Robert Johnson lui a troqué son âme contre du talent, ici le diable aura pris l’apparence de Tom Hanks, méconnaissable sous l’embonpoint du bonimenteur qu’il incarne : le colonel Tom Parker. Ancien du monde forain, le businessman s’est aiguisé les crocs en promouvant la country du « Hank Show » sur les routes des États-Unis. Et puis, viendra ce jour où il découvre, ébahi, «That’s all right (mama)» à la radio.

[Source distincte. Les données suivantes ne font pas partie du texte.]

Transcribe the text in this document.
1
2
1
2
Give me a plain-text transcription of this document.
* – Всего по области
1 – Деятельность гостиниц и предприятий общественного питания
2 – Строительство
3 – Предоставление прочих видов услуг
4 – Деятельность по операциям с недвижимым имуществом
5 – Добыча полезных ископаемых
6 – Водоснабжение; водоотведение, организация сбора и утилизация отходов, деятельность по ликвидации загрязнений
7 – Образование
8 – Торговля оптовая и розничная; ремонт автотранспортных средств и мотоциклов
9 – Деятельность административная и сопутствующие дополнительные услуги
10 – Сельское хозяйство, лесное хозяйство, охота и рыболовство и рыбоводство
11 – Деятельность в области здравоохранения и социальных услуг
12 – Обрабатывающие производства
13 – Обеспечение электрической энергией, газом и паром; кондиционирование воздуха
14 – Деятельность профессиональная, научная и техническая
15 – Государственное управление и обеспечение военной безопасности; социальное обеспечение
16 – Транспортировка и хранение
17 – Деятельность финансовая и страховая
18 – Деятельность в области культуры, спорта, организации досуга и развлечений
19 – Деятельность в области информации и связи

Une tornade visuelle étourdissante...– Théo Metais

La vie de Parker en sera bouleversée, et bientôt l’homme et l’artiste se retrouvent dans les hauteurs silencieuses d’une grande roue, isolée de la foule. Parker pose ses conditions : « Je te donnerai tout ce que tu veux à condition que tu fasses tout ce que je te demande de faire ». Et le King de celer le contrat d’une poigne de fer. C’est d’ailleurs le colonel qui nous raconte toute cette histoire, perçant le quatrième mur dès l’entame depuis sa tour d’hôpital à Las Vegas.

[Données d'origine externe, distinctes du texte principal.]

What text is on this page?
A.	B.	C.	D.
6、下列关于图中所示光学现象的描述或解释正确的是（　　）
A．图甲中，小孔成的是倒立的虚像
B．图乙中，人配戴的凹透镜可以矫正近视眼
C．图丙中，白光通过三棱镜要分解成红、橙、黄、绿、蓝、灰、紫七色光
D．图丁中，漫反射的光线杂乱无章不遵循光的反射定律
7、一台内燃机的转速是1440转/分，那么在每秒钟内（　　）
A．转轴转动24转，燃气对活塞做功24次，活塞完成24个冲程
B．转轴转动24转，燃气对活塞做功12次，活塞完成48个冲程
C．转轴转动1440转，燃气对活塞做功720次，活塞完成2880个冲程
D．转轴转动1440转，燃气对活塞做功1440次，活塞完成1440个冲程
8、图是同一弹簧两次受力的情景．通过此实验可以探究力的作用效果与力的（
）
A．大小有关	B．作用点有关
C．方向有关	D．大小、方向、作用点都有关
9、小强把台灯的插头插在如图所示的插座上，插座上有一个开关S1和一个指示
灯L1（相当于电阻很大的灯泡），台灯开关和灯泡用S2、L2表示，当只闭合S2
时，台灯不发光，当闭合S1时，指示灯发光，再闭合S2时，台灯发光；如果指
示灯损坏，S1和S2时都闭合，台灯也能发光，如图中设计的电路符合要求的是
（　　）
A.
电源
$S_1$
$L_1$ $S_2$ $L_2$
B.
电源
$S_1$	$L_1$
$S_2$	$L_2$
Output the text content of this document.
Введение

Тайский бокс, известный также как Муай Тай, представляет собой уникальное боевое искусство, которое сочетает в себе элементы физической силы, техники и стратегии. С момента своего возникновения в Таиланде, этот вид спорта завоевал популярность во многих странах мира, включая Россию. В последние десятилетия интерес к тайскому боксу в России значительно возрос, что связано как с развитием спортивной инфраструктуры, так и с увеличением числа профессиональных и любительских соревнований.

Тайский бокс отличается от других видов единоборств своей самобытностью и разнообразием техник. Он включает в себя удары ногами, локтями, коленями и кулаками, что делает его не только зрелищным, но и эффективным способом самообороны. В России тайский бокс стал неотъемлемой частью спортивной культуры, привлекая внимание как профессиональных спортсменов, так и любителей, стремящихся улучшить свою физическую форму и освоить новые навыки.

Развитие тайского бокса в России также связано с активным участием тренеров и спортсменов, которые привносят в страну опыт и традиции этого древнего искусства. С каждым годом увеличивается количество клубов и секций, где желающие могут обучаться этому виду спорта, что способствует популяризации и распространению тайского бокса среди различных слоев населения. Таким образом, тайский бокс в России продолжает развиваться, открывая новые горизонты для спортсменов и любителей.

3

Ainsi, Baz Luhrmann, réalisateur acclamé de Moulin Rouge (2001) et Romeo+Juliette (1996), et grand maître des folies furieuses à l’écran, arc-boute son film à tout ce qui fait du cinéma un art majeur. Un art de la démence et de l’opulence. Il n'en fallait pas moins pour conter une nouvelle fois la fable du gamin de Tupelo, l’histoire d’un mythe façonné à la barbe du XXeme siècle. Et son influence, aussi.

«Elvis» - L’homme qui murmure à l’oreille du King
Tom Hanks et Austin Butler dans «Elvis» © 2022 Warner Bros. Ent.

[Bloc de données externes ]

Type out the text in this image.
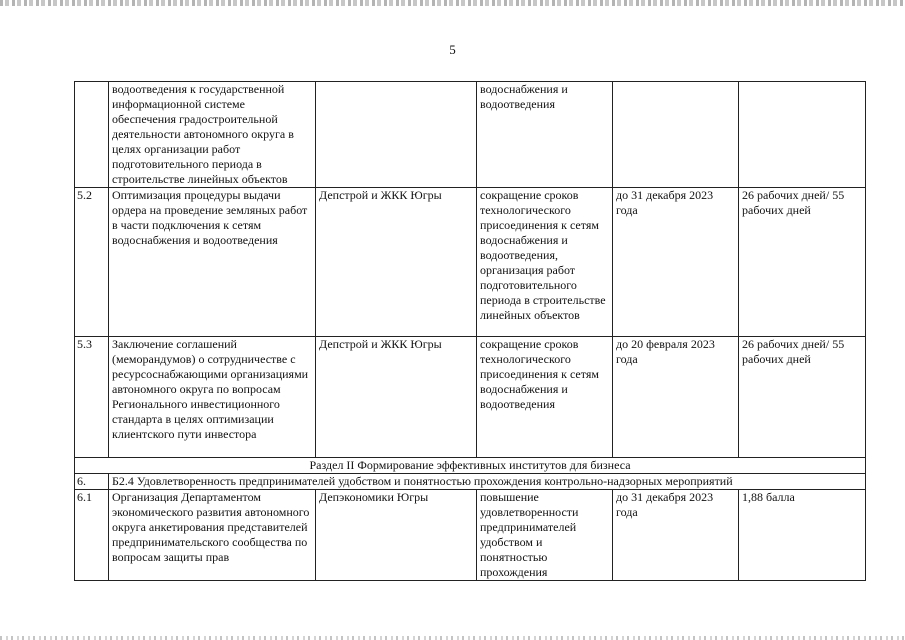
5
	водоотведения к государственной информационной системе обеспечения градостроительной деятельности автономного округа в целях организации работ подготовительного периода в строительстве линейных объектов		водоснабжения и водоотведения		
5.2	Оптимизация процедуры выдачи ордера на проведение земляных работ в части подключения к сетям водоснабжения и водоотведения	Депстрой и ЖКК Югры	сокращение сроков технологического присоединения к сетям водоснабжения и водоотведения, организация работ подготовительного периода в строительстве линейных объектов	до 31 декабря 2023 года	26 рабочих дней/ 55 рабочих дней
5.3	Заключение соглашений (меморандумов) о сотрудничестве с ресурсоснабжающими организациями автономного округа по вопросам Регионального инвестиционного стандарта в целях оптимизации клиентского пути инвестора	Депстрой и ЖКК Югры	сокращение сроков технологического присоединения к сетям водоснабжения и водоотведения	до 20 февраля 2023 года	26 рабочих дней/ 55 рабочих дней
Раздел II Формирование эффективных институтов для бизнеса					
6.	Б2.4 Удовлетворенность предпринимателей удобством и понятностью прохождения контрольно-надзорных мероприятий				
6.1	Организация Департаментом экономического развития автономного округа анкетирования представителей предпринимательского сообщества по вопросам защиты прав	Депэкономики Югры	повышение удовлетворенности предпринимателей удобством и понятностью прохождения	до 31 декабря 2023 года	1,88 балла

Une tornade visuelle étourdissante ou les uchronies musicales se mêlent à sa genèse dans le Mississippi, coiffé d’un éclair Captain Marvel, en passant par ses pérégrinations à Beale Street aux côtés de B.B King, les déboires de son mariage, les campagnes de diffamation et jusqu'à l’interminable résidence à Vegas. Trois icônes, Luhrmann, Hanks et Presley, se rencontrent et révèlent le petit prince Butler qui aura bien mérité l’œuvre du cinéaste pour briller, enfin.

Pantin génial de la manufacture du wonder boy australien, l’acteur prête son aura et sa voix à un incroyable Elvis de plastique. Une performance magnétique, certes, mais tellement enrobée de l’excentricité Luhrmann qu'elle en perd peut-être de son authenticité, de son intimité.

L’histoire d’un mythe façonné à la barbe du XXeme siècle...– Théo Metais

«Elvis» est cette pluie diluvienne de strass, de plans sous stéroïdes et d’idées de montage époustouflantes. Bien loin du biopic paisible au coin du feu, qui ne tiendrait que par la simple prestance de son interprète, la maestria du réalisateur nous rend la fièvre d’Elvis et l’emprise du colonel Parker. Car dans les alcôves du gigantisme se terre aussi, et surtout, l’envie de dépeindre une Amérique déchirée par le racisme, le sexisme, la tartuferie…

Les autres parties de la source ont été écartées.